Hong Kong leader Carrie Lam is due to address the media on Thursday, a day after she withdrew a controversial extradition bill that has triggered mass protests and plunged the Chinese territory into its worst political crisis in decades.
Lam, in a pre-recorded televised message, on Wednesday formally withdrew the bill, acceding to one of the democracy protesters’ five demands.
The mainland’s official China Daily said on Thursday that the withdrawal of the bill was an olive branch that leaves demonstrators with no excuse to continue violence.
But protesters have said the withdrawal is too little, too late and are standing firm on their other demands including universal suffrage and an independent investigation into police actions during the protests that started in June. More than 1,100 people have been arrested as a result of the protests.
“She has by no means indicated that she will appease or bow to any of the other demands,” Al Jazeera’s Sarah Clarke said from Hong Kong.
“This has morphed into a wider movement. It’s not just about the extradition bill any more. This has become very much a movement and a push for greater freedom of speech and democracy.”
Beijing-backed Lam is due to speak to the media at 11:15am (03:15 GMT) before she departs for a trip to China’s Guangxi province on Thursday afternoon.
Skirmishes broke out in some districts late on Wednesday after Lam’s announcement, which came after a weekend of some of the most violent protests the city has seen over the past three months.
Police said a suspected petrol bomb was hurled at a luxury property in Kowloon district in the early hours of Thursday and the suspects fled on a motorbike. Local newspaper Apple Daily said the house belonged to Jimmy Lai, who was in the property at the time.

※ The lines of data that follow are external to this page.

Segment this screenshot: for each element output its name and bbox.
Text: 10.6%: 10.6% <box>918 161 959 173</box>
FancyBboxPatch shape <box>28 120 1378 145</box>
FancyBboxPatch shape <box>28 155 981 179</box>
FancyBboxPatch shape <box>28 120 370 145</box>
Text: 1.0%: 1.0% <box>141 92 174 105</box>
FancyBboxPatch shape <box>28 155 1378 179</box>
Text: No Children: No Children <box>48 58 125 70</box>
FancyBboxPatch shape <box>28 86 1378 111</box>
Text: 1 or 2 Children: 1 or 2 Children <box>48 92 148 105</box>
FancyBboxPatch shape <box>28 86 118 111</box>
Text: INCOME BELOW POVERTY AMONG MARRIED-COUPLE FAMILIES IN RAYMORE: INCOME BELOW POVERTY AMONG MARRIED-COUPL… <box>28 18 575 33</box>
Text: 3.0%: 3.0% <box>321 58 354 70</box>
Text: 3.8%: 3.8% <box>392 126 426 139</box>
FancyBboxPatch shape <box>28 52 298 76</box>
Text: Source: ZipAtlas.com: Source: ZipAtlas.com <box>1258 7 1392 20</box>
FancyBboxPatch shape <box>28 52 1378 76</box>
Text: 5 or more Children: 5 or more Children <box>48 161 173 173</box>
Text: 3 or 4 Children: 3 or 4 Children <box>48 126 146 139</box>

The publishing tycoon Lai is an outspoken critic of Beijing.
The city has been roiled by some of the worst violence in decades, with protesters burning barricades and throwing petrol bombs and police retaliating with water cannon, tear gas and batons.
The bill, which would have allowed people in Hong Kong to be sent to China for trial in courts controlled by the Communist Party, was seen as the latest example of what many residents see as ever-tighter control by the mainland, despite the promise of autonomy.
The former British colony was handed back to China in 1997 under a “one country, two systems” framework that gave the city of more than seven million people more freedoms than those on the mainland, including an independent judiciary.
China denies meddling in Hong Kong’s affairs and accuses Western countries of inciting the protests.
The Hong Kong government took out a full-page advertisement in the Australian Financial Review on Thursday saying it is “determined to achieve a peaceful, rational and reasonable resolution” and is resolutely committed to “One Country, Two Systems”.
It ends the advertisement by saying: “We will no doubt bounce back. We always do”.